The joint venture will start first at the Graduate Berkeley, near the University of California, Berkeley, and then expand to campuses in Minnesota, Arizona and Iowa before being folded into the entire chain. Graduate Hotels will provide the banquet and catering spaces; C3’s restaurant brands will offer in-room dining as well as delivery and takeout for the community.
“When you think about the distribution angle of targeting how many millions of college kids who are there forming their appetites and their brand loyalty, it made sense, both for Sam and for us,” said Ben Weprin, the founder and chief executive of AJ Capital Partners, the Chicago real estate company behind Graduate Hotels. “I think this will be profitable. It’s a great differentiator.”
The right partnership is crucial to making the business model a success, said Kim Stein, a principal at KLNB, a commercial real estate services firm in Washington.

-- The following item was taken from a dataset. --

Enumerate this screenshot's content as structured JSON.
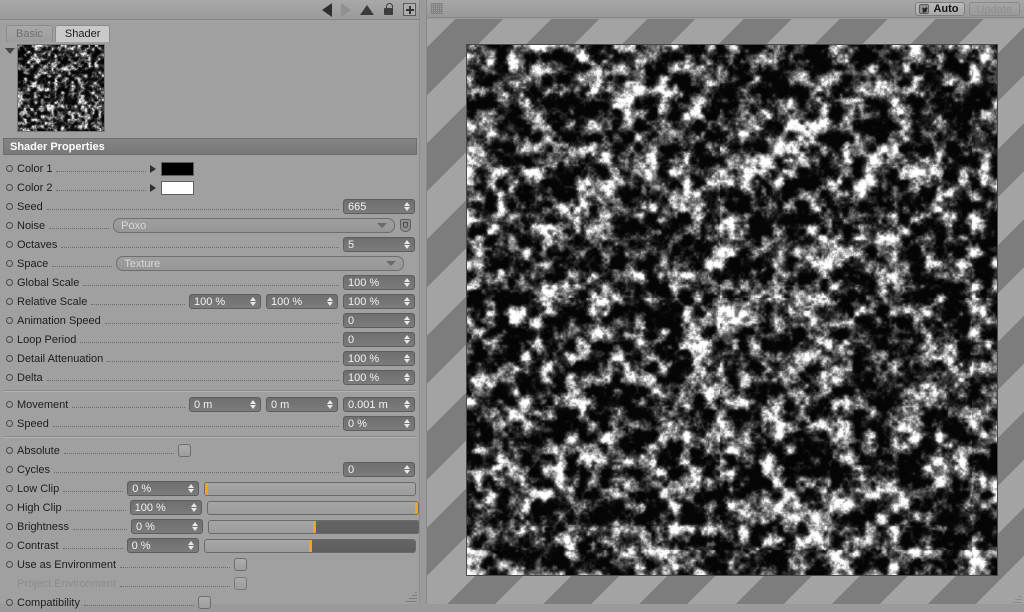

“If you are trying to make your business survive, you need to find a partner to help you do that right now,” she said. Among her clients, she said, are buyers who are looking for a full kitchen for delivery and carryout but don’t want to pay for more than 1,000 square feet. (Restaurants tend to run 1,200 to 10,000 square feet, including the kitchen and dining room.)
“From a real estate perspective, it is nearly impossible to find a thousand square feet with a full kitchen,” Ms. Stein said.
Hyatt, which has more than 900 properties, sees another benefit to installing ghost kitchens in several of its hotels: a support system for small businesses.
In November, the company started Hyatt Loves Local, a partnership program that offers resources — including kitchen space — to local businesses that have struggled during the pandemic. Sixty Hyatt hotels have participated so far.
Hyatt is offering its spaces to small business for free. The program adds to the hotels’ appeal by expanding their food options and supporting the neighborhood, said Amy Weinberg, a Hyatt senior vice president.
“Our hotels are part of the community in which they operate,” she said. “If the neighborhood is struggling, that’s not good for anyone.”
Through the program, the Hyatt Regency Atlanta gave a kitchen to Anna Bell’s Mac; a Hyatt Regency in Dubai offered both a kitchen and a storefront to Fables UAE, a confectionary; and after foot traffic at the Hana Farmers Market in Hawaii slowed considerably, it moved to the Hyatt Hana-Maui Resort, which provides kitchen and refrigerator space to vendors for food prep.
The union of hotels and local allies is a trend that is likely to stay, Ms. Stein said.
“Hotels are able to keep the amenity of having some kind of food service, and the restaurant is able to reach new customers through delivery and carryout,” she said. “It’s really a win-win.”